Find anagram in a text file in python

0

I am stuck in a task, in the task I need to create a function that in that function searches in a text file for a quantity x of letters anagrams, after having found each pair it will be saved as tuple and the function will return the tuple

  

example:

     

> find_anagrams(1000) [('abel', 'able'), ('aboard', 'abroad'), ('abode', 'adobe'), ('accrues', 'accuser')]

this is my code:

n=int(input("Enter a number:"))

def find_anagrams(n):
    t=0
    file = open("words.txt")
    for i in range(n):
        for j in range(n):

            if (file.readline(i).lower().sort()==file.readline(i+1).lower().sort()):
                t[i]=(file.readline(i).lower().sort(),file.readline(i+1).lower().sort())

    return t

print(find_anagrams(n))
    
asked by Julio Mizrahi 03.08.2017 в 00:48
source

1 answer

0

The first thing is to read the word file. The most comfortable thing is to read it in memory. Working directly on the file, as you pretend, is not very advisable (besides that file.readline(i) does not work the way you are using it The i parameter does not indicate the line to read, but the number of bytes to read at most).

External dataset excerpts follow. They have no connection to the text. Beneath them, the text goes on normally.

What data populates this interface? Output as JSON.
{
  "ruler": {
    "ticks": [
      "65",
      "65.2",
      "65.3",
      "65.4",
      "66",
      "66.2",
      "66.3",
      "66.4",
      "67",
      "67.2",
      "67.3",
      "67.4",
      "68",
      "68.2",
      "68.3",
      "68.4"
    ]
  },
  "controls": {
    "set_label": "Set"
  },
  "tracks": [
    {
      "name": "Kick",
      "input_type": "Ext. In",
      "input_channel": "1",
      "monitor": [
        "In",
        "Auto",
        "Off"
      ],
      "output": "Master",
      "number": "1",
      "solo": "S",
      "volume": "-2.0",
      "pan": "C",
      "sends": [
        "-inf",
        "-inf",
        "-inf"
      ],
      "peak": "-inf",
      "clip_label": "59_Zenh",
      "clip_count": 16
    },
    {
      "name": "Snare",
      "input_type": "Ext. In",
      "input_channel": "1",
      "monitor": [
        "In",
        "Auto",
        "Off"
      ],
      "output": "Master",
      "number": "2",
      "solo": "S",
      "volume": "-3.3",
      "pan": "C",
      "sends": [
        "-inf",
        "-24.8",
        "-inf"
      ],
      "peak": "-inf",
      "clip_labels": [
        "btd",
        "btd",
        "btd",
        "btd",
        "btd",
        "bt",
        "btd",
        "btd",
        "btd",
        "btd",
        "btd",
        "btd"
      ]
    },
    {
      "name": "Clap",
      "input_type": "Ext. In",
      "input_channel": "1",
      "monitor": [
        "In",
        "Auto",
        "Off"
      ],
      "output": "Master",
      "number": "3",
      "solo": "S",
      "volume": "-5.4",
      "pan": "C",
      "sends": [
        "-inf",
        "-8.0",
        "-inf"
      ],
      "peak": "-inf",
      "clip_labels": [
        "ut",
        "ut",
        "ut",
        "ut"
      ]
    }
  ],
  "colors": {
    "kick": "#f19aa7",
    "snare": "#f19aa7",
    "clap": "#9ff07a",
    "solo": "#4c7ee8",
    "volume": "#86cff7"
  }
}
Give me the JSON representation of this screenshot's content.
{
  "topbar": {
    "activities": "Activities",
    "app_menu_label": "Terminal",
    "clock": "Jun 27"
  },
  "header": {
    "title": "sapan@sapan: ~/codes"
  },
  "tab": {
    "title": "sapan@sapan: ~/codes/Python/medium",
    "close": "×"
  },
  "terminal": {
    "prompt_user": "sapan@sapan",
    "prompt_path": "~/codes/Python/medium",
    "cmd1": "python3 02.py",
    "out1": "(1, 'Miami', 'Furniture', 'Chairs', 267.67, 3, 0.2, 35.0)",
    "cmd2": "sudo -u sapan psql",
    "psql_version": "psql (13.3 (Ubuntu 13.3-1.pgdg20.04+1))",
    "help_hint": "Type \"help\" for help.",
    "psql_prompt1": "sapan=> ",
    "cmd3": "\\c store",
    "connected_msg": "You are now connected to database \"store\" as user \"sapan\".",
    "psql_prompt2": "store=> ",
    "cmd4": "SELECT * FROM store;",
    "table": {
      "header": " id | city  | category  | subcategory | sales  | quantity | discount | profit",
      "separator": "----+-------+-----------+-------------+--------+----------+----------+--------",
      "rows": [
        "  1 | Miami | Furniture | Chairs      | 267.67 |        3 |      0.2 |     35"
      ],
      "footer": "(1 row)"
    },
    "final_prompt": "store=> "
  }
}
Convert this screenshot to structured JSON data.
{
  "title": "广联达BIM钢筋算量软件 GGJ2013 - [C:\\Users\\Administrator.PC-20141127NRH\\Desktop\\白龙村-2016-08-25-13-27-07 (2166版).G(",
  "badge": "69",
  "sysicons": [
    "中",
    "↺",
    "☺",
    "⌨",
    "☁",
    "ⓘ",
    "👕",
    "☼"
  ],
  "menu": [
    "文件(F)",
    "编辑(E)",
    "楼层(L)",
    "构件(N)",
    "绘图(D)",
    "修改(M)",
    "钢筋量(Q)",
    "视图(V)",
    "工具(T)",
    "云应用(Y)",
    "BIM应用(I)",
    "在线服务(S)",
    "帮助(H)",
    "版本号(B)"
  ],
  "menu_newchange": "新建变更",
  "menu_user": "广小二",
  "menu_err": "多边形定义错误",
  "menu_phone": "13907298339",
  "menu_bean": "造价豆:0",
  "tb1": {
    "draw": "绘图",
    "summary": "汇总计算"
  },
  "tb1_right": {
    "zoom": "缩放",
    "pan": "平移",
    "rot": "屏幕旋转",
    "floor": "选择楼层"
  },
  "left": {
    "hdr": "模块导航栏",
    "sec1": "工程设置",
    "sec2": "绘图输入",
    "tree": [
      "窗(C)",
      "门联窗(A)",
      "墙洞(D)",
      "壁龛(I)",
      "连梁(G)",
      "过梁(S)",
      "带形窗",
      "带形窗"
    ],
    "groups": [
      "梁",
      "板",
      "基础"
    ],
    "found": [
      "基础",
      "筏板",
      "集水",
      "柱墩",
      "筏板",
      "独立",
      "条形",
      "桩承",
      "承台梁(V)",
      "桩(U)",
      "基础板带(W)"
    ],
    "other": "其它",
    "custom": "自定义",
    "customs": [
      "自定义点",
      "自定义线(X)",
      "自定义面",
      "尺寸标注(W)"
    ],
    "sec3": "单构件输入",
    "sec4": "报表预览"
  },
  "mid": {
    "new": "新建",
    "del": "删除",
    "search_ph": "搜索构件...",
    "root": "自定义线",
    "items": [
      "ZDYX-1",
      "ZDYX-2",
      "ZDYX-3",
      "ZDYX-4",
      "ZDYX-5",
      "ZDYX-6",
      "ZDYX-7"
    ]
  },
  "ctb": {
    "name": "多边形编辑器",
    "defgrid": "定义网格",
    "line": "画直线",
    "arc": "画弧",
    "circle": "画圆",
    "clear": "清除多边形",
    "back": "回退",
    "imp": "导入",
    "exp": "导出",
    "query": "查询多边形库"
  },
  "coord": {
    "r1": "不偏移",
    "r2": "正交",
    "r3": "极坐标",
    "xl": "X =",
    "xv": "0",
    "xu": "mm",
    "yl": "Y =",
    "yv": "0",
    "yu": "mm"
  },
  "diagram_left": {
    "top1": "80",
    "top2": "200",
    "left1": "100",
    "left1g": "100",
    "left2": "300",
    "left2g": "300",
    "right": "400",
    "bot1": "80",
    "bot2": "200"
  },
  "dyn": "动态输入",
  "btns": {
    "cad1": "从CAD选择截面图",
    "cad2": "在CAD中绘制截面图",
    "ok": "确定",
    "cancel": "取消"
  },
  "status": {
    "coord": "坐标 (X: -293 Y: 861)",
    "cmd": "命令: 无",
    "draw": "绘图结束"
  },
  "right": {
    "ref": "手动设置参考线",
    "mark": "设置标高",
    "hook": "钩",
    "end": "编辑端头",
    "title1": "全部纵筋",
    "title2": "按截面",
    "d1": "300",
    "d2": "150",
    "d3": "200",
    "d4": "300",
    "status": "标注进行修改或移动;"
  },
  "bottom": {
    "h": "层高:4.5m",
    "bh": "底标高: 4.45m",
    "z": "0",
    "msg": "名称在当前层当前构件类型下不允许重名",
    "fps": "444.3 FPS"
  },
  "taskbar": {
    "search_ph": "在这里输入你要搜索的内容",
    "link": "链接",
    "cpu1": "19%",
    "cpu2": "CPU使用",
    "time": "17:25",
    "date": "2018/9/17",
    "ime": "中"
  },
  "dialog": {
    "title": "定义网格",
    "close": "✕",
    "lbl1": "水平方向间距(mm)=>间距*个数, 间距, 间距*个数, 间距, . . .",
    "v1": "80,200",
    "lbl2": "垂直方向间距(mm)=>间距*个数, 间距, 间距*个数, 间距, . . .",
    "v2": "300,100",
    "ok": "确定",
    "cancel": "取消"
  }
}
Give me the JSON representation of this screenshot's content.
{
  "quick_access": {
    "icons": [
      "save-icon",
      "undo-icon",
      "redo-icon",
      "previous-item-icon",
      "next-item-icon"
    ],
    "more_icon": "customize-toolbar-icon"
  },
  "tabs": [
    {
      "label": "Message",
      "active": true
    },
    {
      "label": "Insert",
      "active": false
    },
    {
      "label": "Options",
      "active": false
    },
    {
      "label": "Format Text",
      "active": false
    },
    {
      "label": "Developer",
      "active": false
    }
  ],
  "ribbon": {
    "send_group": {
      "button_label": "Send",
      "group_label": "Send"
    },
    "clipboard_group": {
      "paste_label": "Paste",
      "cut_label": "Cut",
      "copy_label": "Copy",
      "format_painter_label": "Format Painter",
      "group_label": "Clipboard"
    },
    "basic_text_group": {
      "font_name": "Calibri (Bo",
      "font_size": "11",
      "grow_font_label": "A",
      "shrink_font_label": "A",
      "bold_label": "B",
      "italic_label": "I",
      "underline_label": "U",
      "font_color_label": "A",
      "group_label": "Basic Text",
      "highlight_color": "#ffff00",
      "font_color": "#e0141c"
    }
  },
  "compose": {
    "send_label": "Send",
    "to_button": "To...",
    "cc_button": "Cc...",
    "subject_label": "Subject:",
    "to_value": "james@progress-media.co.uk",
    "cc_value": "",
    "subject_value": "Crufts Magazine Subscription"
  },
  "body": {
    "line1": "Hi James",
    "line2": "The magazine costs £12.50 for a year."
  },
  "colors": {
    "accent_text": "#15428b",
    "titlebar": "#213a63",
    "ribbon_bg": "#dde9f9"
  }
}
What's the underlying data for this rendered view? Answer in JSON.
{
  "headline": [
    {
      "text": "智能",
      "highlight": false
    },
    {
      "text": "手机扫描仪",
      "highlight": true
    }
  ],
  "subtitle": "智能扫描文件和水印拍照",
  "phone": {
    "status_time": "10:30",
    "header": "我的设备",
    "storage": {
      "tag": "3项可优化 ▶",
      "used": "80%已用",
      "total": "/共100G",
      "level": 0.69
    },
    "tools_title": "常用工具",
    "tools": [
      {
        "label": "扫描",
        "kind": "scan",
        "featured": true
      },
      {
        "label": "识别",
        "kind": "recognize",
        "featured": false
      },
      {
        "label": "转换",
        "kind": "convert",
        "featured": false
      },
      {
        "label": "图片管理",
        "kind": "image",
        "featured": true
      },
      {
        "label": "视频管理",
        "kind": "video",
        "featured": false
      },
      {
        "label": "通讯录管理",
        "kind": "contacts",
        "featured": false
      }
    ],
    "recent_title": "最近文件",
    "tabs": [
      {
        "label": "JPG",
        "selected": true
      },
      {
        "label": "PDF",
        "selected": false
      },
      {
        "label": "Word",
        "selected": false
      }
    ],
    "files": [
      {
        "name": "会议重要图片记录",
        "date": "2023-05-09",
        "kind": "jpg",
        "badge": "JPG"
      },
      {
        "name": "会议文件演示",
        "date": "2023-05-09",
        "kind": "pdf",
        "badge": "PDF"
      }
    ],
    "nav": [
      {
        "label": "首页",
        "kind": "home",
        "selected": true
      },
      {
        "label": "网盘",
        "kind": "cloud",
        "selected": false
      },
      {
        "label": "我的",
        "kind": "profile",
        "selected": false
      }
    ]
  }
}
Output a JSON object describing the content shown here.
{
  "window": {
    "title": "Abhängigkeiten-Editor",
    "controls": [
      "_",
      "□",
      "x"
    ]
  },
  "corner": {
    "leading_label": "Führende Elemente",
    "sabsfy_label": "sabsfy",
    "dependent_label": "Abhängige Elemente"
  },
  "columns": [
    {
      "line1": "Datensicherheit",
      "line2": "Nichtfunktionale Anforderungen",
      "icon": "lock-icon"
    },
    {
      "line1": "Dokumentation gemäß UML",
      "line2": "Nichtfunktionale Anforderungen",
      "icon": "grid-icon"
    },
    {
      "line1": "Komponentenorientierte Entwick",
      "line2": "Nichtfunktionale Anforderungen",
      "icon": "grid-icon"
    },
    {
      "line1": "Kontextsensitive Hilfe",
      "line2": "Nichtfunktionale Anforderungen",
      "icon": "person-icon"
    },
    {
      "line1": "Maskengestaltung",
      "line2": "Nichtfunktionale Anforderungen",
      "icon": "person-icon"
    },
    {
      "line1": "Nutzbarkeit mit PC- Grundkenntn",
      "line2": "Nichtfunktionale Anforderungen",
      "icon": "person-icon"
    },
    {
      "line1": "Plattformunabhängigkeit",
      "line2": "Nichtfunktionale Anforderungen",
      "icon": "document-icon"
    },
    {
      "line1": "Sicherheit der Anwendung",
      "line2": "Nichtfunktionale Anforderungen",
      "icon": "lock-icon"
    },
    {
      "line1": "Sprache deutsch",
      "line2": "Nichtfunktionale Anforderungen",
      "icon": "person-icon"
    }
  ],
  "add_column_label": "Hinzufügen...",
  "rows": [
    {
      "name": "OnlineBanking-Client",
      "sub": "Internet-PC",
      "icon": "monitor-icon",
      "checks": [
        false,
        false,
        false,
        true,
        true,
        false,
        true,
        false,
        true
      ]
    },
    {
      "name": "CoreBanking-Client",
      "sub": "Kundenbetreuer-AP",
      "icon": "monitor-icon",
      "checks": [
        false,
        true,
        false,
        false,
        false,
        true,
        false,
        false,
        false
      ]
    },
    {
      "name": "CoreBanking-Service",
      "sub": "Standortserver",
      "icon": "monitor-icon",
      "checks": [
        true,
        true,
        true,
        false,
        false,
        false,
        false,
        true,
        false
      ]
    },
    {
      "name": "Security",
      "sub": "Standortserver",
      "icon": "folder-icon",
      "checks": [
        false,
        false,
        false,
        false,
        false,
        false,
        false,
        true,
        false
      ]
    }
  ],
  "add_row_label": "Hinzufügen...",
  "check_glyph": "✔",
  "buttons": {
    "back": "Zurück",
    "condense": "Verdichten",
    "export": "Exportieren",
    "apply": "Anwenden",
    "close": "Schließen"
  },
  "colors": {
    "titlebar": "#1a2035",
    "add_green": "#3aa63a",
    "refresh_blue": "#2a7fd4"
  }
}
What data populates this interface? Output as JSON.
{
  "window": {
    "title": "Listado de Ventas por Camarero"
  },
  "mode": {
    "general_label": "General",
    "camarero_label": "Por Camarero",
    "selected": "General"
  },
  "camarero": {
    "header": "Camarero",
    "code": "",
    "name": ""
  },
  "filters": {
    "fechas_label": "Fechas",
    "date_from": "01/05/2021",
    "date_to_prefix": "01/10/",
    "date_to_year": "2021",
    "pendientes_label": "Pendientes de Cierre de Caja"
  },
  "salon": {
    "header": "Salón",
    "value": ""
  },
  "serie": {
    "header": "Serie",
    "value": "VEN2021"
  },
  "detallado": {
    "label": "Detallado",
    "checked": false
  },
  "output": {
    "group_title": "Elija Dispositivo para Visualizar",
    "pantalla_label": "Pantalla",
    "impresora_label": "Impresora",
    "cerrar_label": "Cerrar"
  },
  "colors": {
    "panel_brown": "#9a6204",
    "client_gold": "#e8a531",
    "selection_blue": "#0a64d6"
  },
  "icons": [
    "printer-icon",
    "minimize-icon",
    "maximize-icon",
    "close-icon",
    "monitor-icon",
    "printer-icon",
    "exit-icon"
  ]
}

We create an iterator lines with all the lines of the file and remove the line break from the end ( x[:-1] ). We limit this iterator to n first lines with function itertools.islice and get a list. All within a block with to ensure that the file is closed once the list is obtained:

from itertools import islice

with open("words.txt") as file:
    lines = (x[:-1].lower() for x in file.readlines())
    words = list(islice(lines, n))

Now that we have the word list, we have to think about how we make the comparisons. We can try to compare words, all against all, but it has a very high cost, O (n ^ 2) , so it would take a lot if the lists are very long. You have to try some kind of strategy that improves the results.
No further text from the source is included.